Entonces, eso me parece que es lo central, junto al hecho fabuloso de la ascensión misma, porque
Cristo vino para ascender. Es decir, el sentido de la venida de Cristo fue para volverse al cielo con la
naturaleza humana -como decía ayer- y llevarnos a la rastra a nosotros. Si Cristo no hubiera ascendido a los
cielos, si Cristo no hubiera resucitado, ahí sí que hubiera sido vana nuestra fe. Quedaríamos acá, es decir
sepultados en la tierra para siempre, en el infierno. Pero Cristo vino a hacerse hombre para que el hombre
fuera divinizado.
Nosotros vamos a ser divinizados. Ya estamos divinizados porque por nosotros corre sangre divina.
“Somos hijos de Dios, nos llamamos hijos de Dios y lo somos”. Pero todavía en una realidad opaca, todavía
en una realidad no visible, no tangible, no perceptible, que se sabe por la fe. Allá la viviremos con los ojos
abiertos. Ya no nos manejaremos con la fe. Allá vamos a ver a Dios cara a cara, como dice la Escritura, y ahí
vamos a ver quiénes somos nosotros también.
Entonces, esta fiesta por antonomasia es la que explica y da como razón y sentido a la venida de
Cristo: Cristo vino a la tierra para hacerse hombre y para como hombre ascender a los cielos y divinizarnos a
nosotros. Esa es la síntesis de la Ascensión y por eso la alegría, por eso el gozo.

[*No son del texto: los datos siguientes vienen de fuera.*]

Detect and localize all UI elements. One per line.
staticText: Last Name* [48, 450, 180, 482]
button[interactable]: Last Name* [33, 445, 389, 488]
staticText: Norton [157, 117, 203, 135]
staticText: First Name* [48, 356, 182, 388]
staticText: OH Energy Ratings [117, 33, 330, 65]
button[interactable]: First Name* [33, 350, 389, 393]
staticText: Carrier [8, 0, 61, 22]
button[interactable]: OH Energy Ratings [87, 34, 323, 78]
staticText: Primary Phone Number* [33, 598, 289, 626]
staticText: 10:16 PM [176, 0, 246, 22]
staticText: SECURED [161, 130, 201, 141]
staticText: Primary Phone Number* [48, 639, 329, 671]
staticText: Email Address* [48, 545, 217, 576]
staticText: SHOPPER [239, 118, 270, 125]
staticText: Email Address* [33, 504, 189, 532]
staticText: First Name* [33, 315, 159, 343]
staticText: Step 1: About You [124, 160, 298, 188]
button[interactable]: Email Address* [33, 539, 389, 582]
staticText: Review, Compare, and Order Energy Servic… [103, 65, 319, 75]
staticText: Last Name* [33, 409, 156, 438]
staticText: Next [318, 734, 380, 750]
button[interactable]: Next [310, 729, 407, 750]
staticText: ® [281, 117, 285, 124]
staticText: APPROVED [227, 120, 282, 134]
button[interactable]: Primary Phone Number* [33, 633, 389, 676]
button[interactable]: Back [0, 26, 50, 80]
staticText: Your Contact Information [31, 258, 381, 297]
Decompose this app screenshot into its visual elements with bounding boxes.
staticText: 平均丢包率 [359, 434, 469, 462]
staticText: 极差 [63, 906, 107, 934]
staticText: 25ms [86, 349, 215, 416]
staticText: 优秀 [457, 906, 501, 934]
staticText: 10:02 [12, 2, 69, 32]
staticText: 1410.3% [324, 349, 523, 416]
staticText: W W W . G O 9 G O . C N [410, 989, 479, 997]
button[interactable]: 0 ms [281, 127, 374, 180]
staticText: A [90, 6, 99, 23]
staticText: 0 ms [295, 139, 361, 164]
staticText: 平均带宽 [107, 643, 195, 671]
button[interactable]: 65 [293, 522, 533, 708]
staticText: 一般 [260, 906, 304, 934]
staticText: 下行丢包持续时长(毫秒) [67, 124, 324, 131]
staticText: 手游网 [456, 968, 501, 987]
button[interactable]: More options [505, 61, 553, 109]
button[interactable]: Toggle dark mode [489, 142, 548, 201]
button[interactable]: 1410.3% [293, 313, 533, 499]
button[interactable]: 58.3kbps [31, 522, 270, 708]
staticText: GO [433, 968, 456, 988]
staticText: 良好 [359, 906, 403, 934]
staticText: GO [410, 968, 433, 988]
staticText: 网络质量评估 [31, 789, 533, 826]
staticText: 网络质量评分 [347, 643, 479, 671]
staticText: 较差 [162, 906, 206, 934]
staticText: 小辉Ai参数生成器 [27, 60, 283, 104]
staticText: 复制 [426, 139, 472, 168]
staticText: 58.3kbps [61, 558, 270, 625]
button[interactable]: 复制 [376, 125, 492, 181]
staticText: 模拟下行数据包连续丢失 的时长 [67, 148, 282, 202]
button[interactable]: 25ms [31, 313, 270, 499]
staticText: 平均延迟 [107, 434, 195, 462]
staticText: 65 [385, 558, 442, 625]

Por eso el dolor porque vino a la tierra y no sé gustar lo que es estar con un Dios, entre nosotros. Pero
nos despierta nostalgias del cielo porque nos dice “van a ir ustedes para allá también”.
Hermanos, que estas cosas dichas tartamudeando, las puedan ustedes traducir y llevarlas a sus vidas y
tener cada uno la certeza absoluta y total de ese “yo estaré con ustedes hasta el fin del mundo”. Que así sea,
en el nombre del Padre, del Hijo y del Espíritu Santo. Amén.